A candidate for a new Millenium Problem

In a prior post I wrote that the Erdos-Turan Conjecture should be a Millennium problem. Today I am going to (1) suggest a generalization of the Erdos-Turan Conjecture should be a Millennium problem instead, and also suggest (2) a far harder problem be another candidate. For some history see here. (This is an excerpt from my still-being-written book on VDW stuff- so if you find a mistake or suggestions please comment or email me.)

Recall the poly VDW theorem:

Let p₁,...,p_k ∈ Z[x] such that p_i(0)=0. Let c ∈ N. There exists W=W(p₁,...,p_{_k};c) such that for any c-coloring of {1,...,W} there exists a,d such that a, a+p₁(d), ..., a+p_k(d) are all the same color.

Much like VDW's theorem was before Gowers result, (1) there is a proof that gives bounds that are not primitive recursive (Walters proof) (2) there is a density-type theorem that does not give good bounds, (3) there is a proof by Shelah that gives primitive recursive bounds, but they are still quite large.

We make the following conjecture which we hope will lead to better bounds on the poly VDW numbers.

CONJ: Let p₁,...,p_k ∈ Z[x] such that p_i(0)=0. If Σ_{x ∈ A} 1/x diverges then there exists a,d such that

a, a+p₁(d), ..., a+p_k(d) are all in A.

1. The case where all of the polynomials are linear is often called the Erdos-Turan Conjecture. It is still open.
2. The following is a subcase that is orthogonal to the Erdos-Turan Conj: If Σ_{x ∈ A} 1/x diverges then there exists two elements of A that are a square apart.
3. Green and Tao showed that the set of primes have arb. large AP's. Then Tao and Ziegler showed the following: Let p₁,...,p_k ∈ Z[x] such that p_i(0)=0. There exists a, d such that
   
   a, a+p₁(d), ..., a+p_k(d) are all primes.
   
   SO the CONJ is true for a particular set of interest.

We also pose a question which is more interesting but likely much harder:

If A is a set then let d_A(n) =|A ∩ {1,...,n}|/n. The lim sup_{n → ∞} d_A(n) is the upper positive density. We will be interested in the function d_A(n).
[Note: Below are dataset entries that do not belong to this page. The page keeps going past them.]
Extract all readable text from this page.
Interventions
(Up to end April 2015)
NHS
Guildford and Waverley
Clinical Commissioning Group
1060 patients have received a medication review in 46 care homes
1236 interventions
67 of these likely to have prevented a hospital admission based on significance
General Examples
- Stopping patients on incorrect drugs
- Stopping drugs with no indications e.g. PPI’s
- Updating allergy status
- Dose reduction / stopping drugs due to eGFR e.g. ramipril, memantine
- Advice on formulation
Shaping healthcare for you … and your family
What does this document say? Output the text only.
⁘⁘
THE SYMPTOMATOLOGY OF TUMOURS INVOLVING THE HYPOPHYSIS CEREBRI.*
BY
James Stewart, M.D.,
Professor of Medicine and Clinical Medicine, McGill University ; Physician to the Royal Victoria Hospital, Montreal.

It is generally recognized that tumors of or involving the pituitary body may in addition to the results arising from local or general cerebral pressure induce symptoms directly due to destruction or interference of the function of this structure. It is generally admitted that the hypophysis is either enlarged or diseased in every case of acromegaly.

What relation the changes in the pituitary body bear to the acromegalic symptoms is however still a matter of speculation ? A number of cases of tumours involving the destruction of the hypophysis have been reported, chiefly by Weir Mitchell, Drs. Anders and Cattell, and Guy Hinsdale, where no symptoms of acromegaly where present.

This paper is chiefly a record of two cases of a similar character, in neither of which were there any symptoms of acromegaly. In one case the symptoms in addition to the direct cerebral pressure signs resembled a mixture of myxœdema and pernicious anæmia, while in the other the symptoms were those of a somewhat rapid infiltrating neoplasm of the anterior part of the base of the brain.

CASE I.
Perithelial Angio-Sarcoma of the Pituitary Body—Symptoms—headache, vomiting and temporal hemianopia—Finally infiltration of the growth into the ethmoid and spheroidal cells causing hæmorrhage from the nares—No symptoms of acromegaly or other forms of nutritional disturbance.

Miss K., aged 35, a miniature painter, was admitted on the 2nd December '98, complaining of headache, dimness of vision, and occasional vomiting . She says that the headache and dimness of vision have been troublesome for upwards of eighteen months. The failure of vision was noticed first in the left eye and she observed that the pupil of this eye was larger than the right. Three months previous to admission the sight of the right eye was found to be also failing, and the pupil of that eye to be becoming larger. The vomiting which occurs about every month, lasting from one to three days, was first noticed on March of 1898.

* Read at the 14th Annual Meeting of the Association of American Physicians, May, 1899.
QUESTION: Let p₁,...,p_k ∈ Z[x] such that p_i(0)=0. Find functions e₁(n) and e₂(n) (not that far apart) such that e₁(n) ≥ e₂(n), and the following occurs:

1. If for almost all n, d_A(n) ≥ e₁(n) then there exists a,d such that a, p₁(d),...,p_k(d) ∈ A.
2. There exists A such that, for almost all n, d_A(n) ≥ e₂(n), and there is NO a,d such that a, p₁(d),...,p_k(d) ∈ A.

For the case of 3-AP's the following are known:

1. If for almost all n d_A(n) ≥ (log log n)⁵/log n then A has a 3-AP. (See this Tom Sanders paper.)
2. There exists a set A such that, for almost all n d_A(n) ≥ 1/n^{\sqrt(log n)} and A has no 3-APs (See Michael Elkin's paper for a slightly better result that I didn't have the energy to typeset.)

These two functions are NOT close together. So even in the case of 3-AP's we do not know the answer. I want to know the e1,e2 for ALL finite sets of polynomials with 0 constant term. We've got our work cut out for us.

It is my hope that progress on the question will lead to better bounds on some poly VDW numbers. A similar question DID lead to better bounds on the VDW numbers.